Information Extraction

aloy789

Hi everybody,

I need to design a web interface with an advanced search engine that extracts data from a website and then displays results onto my interface? I m really stuck on how to extract the information and will be grateful if somebody can help or give me some guide?

Thanks in advance,,,

Kudose

aloy789 wrote:
extracts data from a website

Most of the time this is against the terms of the website you are scraping.

aloy789 wrote:
I m really stuck on how to extract the information and will be grateful if somebody can help or give me some guide?

Check out [man]cURL[/man]

Here is something I recently used (until the project was frozen)

$curl = curl_init();

  $user = 'REMOVED';
  $pass = 'REMOVED';

  $url = 'https://REMOVED';

  /** give cURL the URL **/
  curl_setopt($curl, CURLOPT_URL, $url);

  /** set the HTTP protocol to 1.1 **/
  curl_setopt($curl, CURLOPT_HTTP_VERSION, CURL_HTTP_VERSION_1_1);

  /** put return into a buffer instead of STDOUT **/
  curl_setopt($curl, CURLOPT_RETURNTRANSFER, TRUE);

  /** fake the user agent **/
  curl_setopt($curl, CURLOPT_USERAGENT, "Mozilla/4.0");

  /** setup which kind of authentication **/
  //curl_setopt($curl, CURLOPT_HTTPAUTH, CURLAUTH_NTLM);

  /** give cURL the user and password **/
  //curl_setopt($curl, CURLOPT_USERPWD, $user.":".$password);

  /** accept the SSL cert **/
  curl_setopt($curl, CURLOPT_SSL_VERIFYPEER, FALSE);

  /** debugging **/

  // Set callback function for headers
  //curl_setopt($curl, CURLOPT_HEADERFUNCTION, 'read_header');
  // Set callback function for body
  //curl_setopt($curl, CURLOPT_WRITEFUNCTION, 'read_body');

  // define callback functions

  // Notes from <http://curl.haxx.se/libcurl/c/curl_easy_setopt.html>:
  // Return the number of bytes actually written or return -1 to signal error to
  // the library (it will  cause it to abort the transfer with a CURLE_WRITE_ERROR
  // return code). (Added in 7.7.2)
  function read_header($curl, $string)
  {
      $length = strlen($string);
      echo "Header: $string<br />\n";
      return $length;
  }

  // Notes from <http://curl.haxx.se/libcurl/c/curl_easy_setopt.html>:
  // Return the number of bytes actually taken care of.  If that amount differs
  // from the amount passed to your function, it'll signal an error to the library
  // and it will abort the transfer and return CURLE_WRITE_ERROR.
  function read_body($curl, $string)
  {
      $length = strlen($string);
      echo "Received $length bytes<br />\n";
      return $length;
  }
  /** end debugging **/

  $res = curl_exec($curl);
  $err = curl_error($curl);

  if(empty($err)){
    echo $res;
  } else {
    die(curl_error($curl));
  }

  curl_close($curl);

edit

After you've got the data, you will want to parse it with something like [man]split[/man] or [man]preg_match[/man] and/or [man]preg_replace[/man]

aloy789

Thanks for the reply much appreciated.

Now how can I use the code to get what I want?
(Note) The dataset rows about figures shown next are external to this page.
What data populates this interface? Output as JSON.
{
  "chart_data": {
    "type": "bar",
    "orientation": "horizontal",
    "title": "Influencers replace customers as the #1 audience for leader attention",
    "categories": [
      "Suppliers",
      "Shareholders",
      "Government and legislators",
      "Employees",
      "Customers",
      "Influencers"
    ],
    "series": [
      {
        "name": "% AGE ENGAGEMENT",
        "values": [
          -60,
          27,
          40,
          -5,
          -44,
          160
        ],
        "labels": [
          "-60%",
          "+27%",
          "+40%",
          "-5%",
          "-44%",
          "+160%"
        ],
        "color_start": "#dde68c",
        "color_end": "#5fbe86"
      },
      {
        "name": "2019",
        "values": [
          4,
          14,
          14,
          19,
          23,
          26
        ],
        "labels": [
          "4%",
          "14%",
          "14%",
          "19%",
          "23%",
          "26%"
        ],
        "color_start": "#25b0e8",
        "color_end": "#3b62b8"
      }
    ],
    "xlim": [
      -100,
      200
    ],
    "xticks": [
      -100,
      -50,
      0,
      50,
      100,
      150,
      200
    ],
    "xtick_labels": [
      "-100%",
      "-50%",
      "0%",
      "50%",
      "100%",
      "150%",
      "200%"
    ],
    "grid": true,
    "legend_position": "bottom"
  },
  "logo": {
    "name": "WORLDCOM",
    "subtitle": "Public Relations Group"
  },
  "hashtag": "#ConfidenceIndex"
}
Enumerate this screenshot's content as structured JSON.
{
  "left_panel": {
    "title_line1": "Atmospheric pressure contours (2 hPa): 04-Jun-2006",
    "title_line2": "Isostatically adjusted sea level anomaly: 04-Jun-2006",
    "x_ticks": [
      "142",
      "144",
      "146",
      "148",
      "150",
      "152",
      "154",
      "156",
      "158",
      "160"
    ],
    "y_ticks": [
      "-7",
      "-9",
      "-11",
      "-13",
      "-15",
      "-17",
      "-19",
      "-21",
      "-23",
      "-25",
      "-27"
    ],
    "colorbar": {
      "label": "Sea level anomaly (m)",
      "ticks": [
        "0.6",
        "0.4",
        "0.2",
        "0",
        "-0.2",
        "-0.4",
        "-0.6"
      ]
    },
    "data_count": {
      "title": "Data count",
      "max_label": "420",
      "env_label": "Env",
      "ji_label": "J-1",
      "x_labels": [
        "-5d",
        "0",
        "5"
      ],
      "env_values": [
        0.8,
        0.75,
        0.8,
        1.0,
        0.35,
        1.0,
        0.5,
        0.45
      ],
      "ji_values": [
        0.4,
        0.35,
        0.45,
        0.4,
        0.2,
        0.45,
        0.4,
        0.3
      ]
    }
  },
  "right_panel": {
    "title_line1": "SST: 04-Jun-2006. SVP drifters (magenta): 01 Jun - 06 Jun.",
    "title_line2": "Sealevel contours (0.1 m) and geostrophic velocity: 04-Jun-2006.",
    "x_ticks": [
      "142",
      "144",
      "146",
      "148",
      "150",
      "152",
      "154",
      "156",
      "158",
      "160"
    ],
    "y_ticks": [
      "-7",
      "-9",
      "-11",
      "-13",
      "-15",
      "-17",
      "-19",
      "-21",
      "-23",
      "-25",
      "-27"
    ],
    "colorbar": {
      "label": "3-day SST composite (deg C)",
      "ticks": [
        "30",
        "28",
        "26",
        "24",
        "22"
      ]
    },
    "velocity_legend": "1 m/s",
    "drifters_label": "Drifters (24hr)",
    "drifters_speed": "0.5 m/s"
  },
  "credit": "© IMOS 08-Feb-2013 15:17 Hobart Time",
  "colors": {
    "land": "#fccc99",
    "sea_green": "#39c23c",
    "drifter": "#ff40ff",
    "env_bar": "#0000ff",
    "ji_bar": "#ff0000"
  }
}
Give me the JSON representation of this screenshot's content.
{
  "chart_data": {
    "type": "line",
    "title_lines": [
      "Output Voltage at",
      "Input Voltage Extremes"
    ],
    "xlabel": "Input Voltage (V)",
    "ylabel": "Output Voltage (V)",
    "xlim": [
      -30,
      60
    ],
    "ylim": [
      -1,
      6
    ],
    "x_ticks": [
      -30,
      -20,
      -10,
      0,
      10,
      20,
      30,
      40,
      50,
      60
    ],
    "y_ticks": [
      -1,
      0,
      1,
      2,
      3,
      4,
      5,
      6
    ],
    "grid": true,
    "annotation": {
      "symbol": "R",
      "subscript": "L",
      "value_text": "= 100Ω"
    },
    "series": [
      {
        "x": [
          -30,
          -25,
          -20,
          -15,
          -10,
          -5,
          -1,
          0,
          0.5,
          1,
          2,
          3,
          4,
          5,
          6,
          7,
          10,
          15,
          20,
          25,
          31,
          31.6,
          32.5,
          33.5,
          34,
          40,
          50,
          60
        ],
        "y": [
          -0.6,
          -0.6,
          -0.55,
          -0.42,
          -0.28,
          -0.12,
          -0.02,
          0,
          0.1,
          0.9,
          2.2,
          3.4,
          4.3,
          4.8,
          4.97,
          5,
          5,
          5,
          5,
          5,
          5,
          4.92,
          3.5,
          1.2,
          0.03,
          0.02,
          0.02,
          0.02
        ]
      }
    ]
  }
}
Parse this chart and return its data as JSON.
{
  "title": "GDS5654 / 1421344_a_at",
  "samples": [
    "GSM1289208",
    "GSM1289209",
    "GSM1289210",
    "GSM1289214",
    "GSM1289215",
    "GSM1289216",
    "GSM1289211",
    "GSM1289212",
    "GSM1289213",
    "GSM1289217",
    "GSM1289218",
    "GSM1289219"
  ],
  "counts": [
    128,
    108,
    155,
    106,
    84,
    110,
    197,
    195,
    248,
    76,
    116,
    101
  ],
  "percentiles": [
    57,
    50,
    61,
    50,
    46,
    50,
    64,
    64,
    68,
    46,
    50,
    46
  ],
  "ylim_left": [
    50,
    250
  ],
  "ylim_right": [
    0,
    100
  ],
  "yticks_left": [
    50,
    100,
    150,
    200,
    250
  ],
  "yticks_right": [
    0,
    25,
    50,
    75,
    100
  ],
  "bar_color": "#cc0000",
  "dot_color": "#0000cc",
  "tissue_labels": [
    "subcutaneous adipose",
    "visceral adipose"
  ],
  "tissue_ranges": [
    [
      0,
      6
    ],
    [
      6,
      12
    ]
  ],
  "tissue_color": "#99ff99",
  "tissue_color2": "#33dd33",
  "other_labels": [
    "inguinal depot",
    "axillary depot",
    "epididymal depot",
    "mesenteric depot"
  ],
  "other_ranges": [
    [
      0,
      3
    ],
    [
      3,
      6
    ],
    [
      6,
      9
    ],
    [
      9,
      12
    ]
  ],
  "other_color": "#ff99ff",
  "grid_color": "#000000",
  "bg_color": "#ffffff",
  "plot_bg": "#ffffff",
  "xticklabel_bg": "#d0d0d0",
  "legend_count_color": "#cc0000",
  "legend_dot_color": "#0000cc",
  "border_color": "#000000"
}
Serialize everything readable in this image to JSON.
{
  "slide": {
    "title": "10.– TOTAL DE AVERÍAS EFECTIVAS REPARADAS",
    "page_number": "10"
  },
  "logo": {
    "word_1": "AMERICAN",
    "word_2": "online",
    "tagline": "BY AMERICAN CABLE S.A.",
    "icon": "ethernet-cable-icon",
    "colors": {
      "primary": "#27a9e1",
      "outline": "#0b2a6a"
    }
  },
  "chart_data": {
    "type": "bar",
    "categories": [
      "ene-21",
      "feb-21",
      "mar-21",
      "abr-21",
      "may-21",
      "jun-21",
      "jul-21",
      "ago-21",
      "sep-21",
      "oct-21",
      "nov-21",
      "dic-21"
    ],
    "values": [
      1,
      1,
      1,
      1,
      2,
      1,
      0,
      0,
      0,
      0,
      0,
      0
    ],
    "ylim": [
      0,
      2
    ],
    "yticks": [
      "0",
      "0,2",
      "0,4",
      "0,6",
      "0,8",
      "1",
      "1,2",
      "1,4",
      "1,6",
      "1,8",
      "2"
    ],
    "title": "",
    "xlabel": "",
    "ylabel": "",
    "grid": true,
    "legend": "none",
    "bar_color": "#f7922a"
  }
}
I need to match the keywords users type in my search engine with information available on a site and then extract mathcing information and displays it to users?

Kudose

You will take your search string and find a URL to match it to.

You will use the script above (passing it the URL) and get the web site.

After you've got the data, you will want to parse it with something like split or preg_match and/or preg_replace

Sorry, but I can't make the script for you.